In London, a busy street lined with recycling bins might seem fairly innocuous at first. But these recycling bins are no ordinary bins – instead, they’ve been equipped with tracking capabilities with the sole purpose of, well, keeping track of people.
During the 2012 Olympics, a startup company called Renew scattered its recycling bins throughout London and caused quite a stir, because these bins with rather hi-tech compared to your usual refuse collection points – these ones had digital screens on them. The purpose of these digital screens was to bombard passers by with advertising. Advertisers can buy space on the internet-connected bins, while the city receives 5 percent of the airtime for free.
Seems pretty cool huh? But cool is about to get creepy, for Renew has just hit upon a way to help brands deliver more targeted ads to people as they walk past its bins, and it does so by tracking their smartphones. In the busy street of Cheapside, which is lined with retail stores, Renew has just outfitted a dozen of these connected recycling bins with trackers that are able identify people through their smartphones. The tracking gadgets record the MAC address, a unique identifier assigned to network interfaces for communications on the physical network segment of smartphones that have their WiFi turned on.
Just one month after installing the trackers in the recycling bins, Renew stated that they were able to pick up over a million unique devices, with July 6 marking a record day for the company. On that day, the bins were able to identify 106,629 people, taking note of their presence 946,016 times. Aside from that, they were able to determine that spikes in traffic occur during commutes and lunch.
Renew still has a long way to go before it can start pushing ads to people’s smartphones themselves, as it still needs to make retailers see the benefit of targeted ads. Kaveh Memari, CEO of Renew, stated in an interview with Quartz that he is working on a proposal to equip a bar with at least five tracking devices: one for the entrance, one at the register, one on the roof, and for male and female restrooms. This would allow the establishment to see which gender frequents their bar the most, if they prefer to dine in or drink outside, how long people stay and other details that could help the establishment know more about their patrons. The trackers in the bar can be connected to the recycling bin trackers, which means the bar could send a passing patron a special promo when he passes by a recycling bin enabled with the tracking technology.
If you don’t want to be tracked, all you need to do is turn off your smartphone’s WiFi when passing by Cheapside, but even this avenue of ‘escape’ might soon be blocked. Rather creepily, memari stated that everyone will be tracked sooner or later.
“The chances are, if we don’t see you on the first, second, or third day, we’ll eventually capture you,” Memari said. “We just need you to have it on once.”

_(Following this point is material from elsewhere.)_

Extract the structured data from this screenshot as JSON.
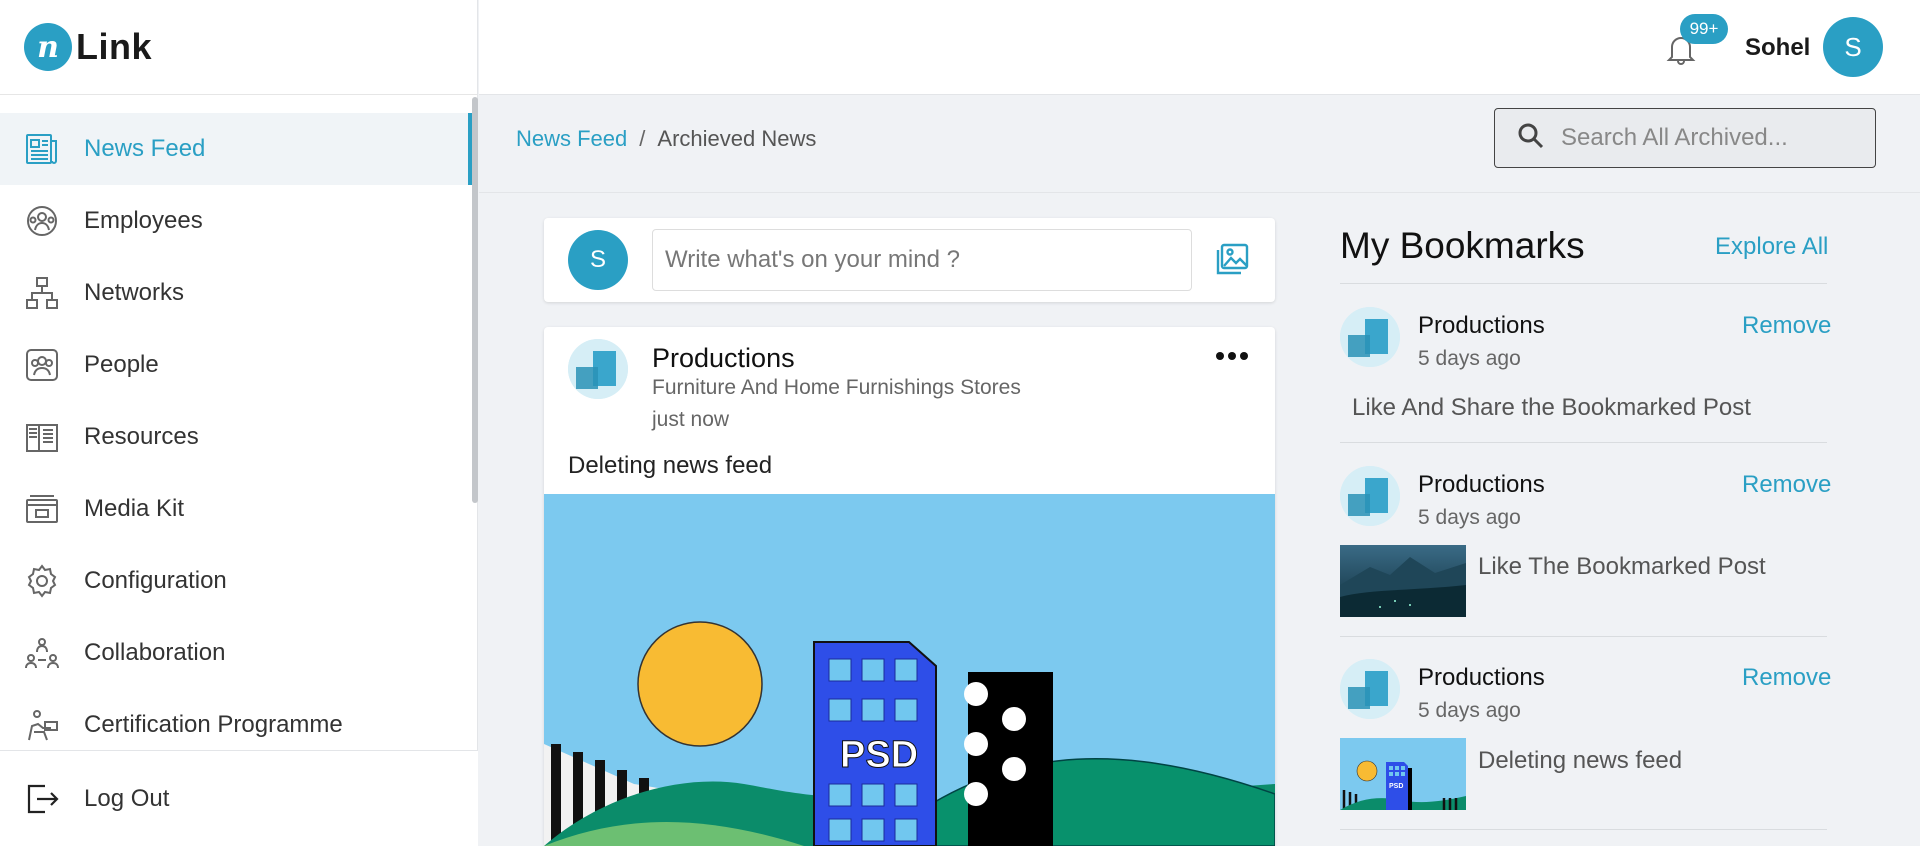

If you think this sounds all too familiar, it’s because you’ve already seen or heard about it. This isn’t the first time trackers have been used to learn more about people and eventually push out targeted ads.
Brendan O’Connor’s CreepyDOL works in the same kind of way, though it hasn’t been used to track people, but who’s to say that it won’t be in future?
Retailers such as Nordstrom and Target also used some form of tracking to learn about their customers but shoppers weren’t too keen on these efforts. Though some do not mind that their online purchases are being tracked, many customers are worried by the fact that their purchases are being tied to their faces.